Homeland Security Secretary Kristi Noem announced the partial termination of a Coast Guard shipbuilding contract with Eastern Shipbuilding Group Inc. (ESG), Panama City, Fla., amid delays and rising costs in the production of Heritage-class offshore patrol cutters (OPC).
The move comes amid a Department of Homeland Security (DHS) review of "wasteful" Coast Guard shipbuilding contracts that are failing to meet delivery agreements, the agency said.
"ESG has been slow to deliver four OPCs, harming the U.S.’s defense capabilities and wasting Americans' hard-earned money," the DHS said in a press release on Friday. "In light of that, Secretary Noem partially canceled ESG’s contract for two out of the four OPC … because it was not an effective use of taxpayer money."
Designed to bridge the gap between the larger national security cutters and smaller fast response cutters, the 360'x54'x17' OPCs will support missions such as counter-drug and migrant interdiction operations in coastal waters.
In 2016, ESG was tapped to build up to nine OPCs, but the Coast Guard later modified the contract, reducing the order to just four ships after several program setbacks, including Hurricane Michael's direct hit on Eastern’s shipyard in 2018.
ESG was scheduled to deliver the lead ship, USCGC Argus (WMSM-915), in June 2023, but the timeline has slipped to at least the end of 2026. The company also missed its April 2024 delivery target for the second OPC, USCGC Chase (WMSM-916).
Earlier this year, ESG informed the Coast Guard that it could not fulfill the remaining two ships in the contract — USCGC Ingham (WMSM-917) and USCGC Rush (WMSM-918) — without incurring losses it deemed unsustainable, leading the Coast Guard to halt further work on those ships.
“We share a common goal with the U.S. Coast Guard — to deliver the offshore patrol cutters as quickly and efficiently as possible," Joey D’Isernia, ESG CEO, said in a statement following the stop work order. "We are actively working to reach an agreement that ensures the program is properly funded and can move forward without further delay.

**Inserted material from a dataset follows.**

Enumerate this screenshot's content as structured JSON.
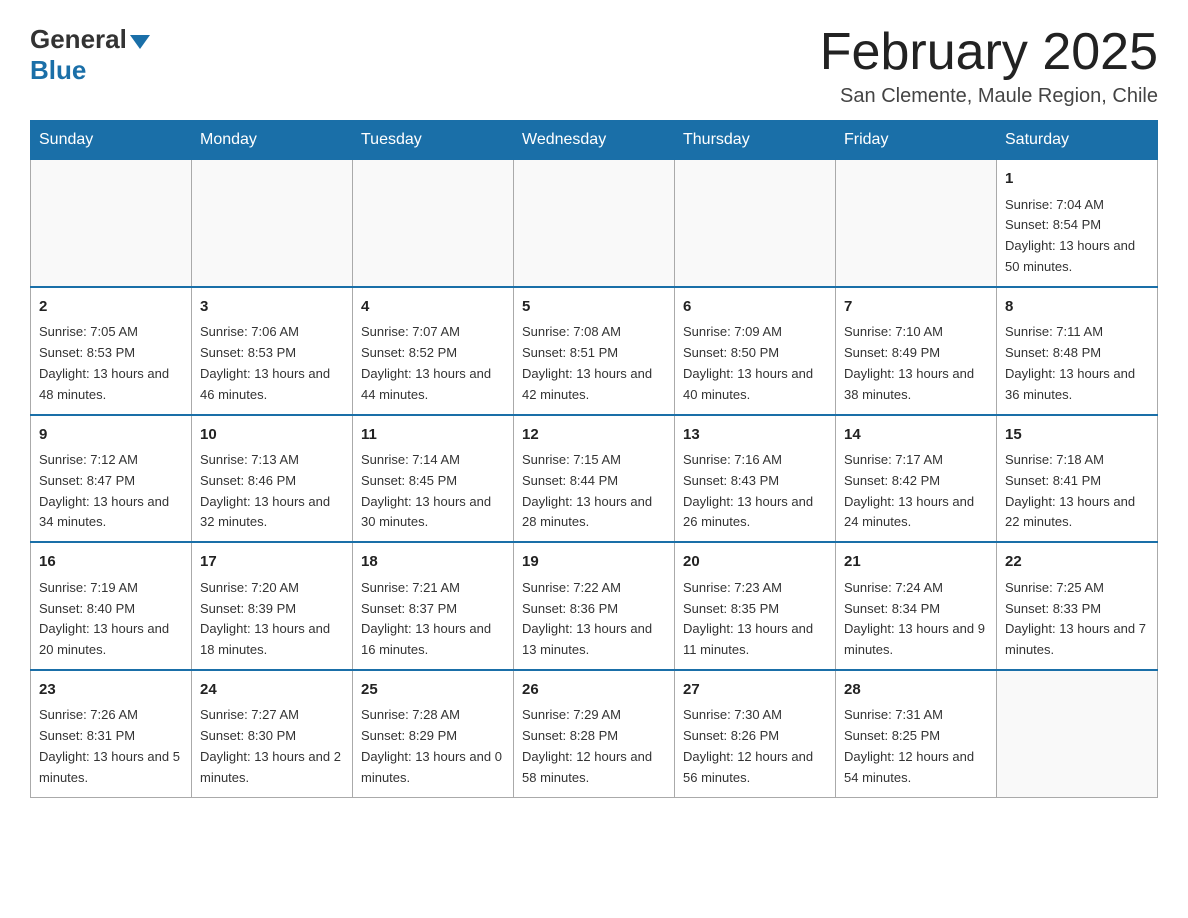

System light-offs on hull 1 are currently underway, and despite the unprecedented challenges we’ve faced, we remain confident that our incredible workforce represents the most capable and reliable team to complete these vital national security assets.”
According to a 2023 report from the Government Accountability Office, the OPC program's estimated acquisition cost has risen from $12.5 billion in 2012 to $17.6 billion due to factors such as contract restructuring and recompetition following Hurricane Michael, as well as higher infrastructure costs.
The Coast Guard, meanwhile, maintains its target to procure a fleet of 25 OPCs "as fast as possible," according to the DHS. In 2022, another shipbuilder, Austal USA, Mobile, Ala., was selected to build up to 11 OPCs.
The DHS said that funds saved from the ESG contract termination will be redirected to projects more likely to enhance Coast Guard readiness and value for taxpayers. The newly passed One Big Beautiful Bill Act promises nearly $25 billion for Coast Guard shipbuilding and infrastructure.
“This administration is unwavering in its commitment to the American taxpayer and to a strong, ready Coast Guard,” an unidentified senior Homeland Security official said in the press release announcing the partial contract termination. “We cannot allow critical shipbuilding projects to languish over budget and behind schedule. Our Coast Guard needs modern, capable vessels to safeguard our national and economic security, and we will ensure every dollar is spent wisely to achieve that mission. This action redirects resources to where they are most needed, ensuring the Coast Guard remains the finest, most-capable maritime service in the world.”
In June, the DHS canceled the stalled production of an 11th Legend-class national security cutter for the Coast Guard, citing a year-long delay in shipbuilder Huntington Ingalls Industries’, Newport News, Va., projected completion date and cost overruns.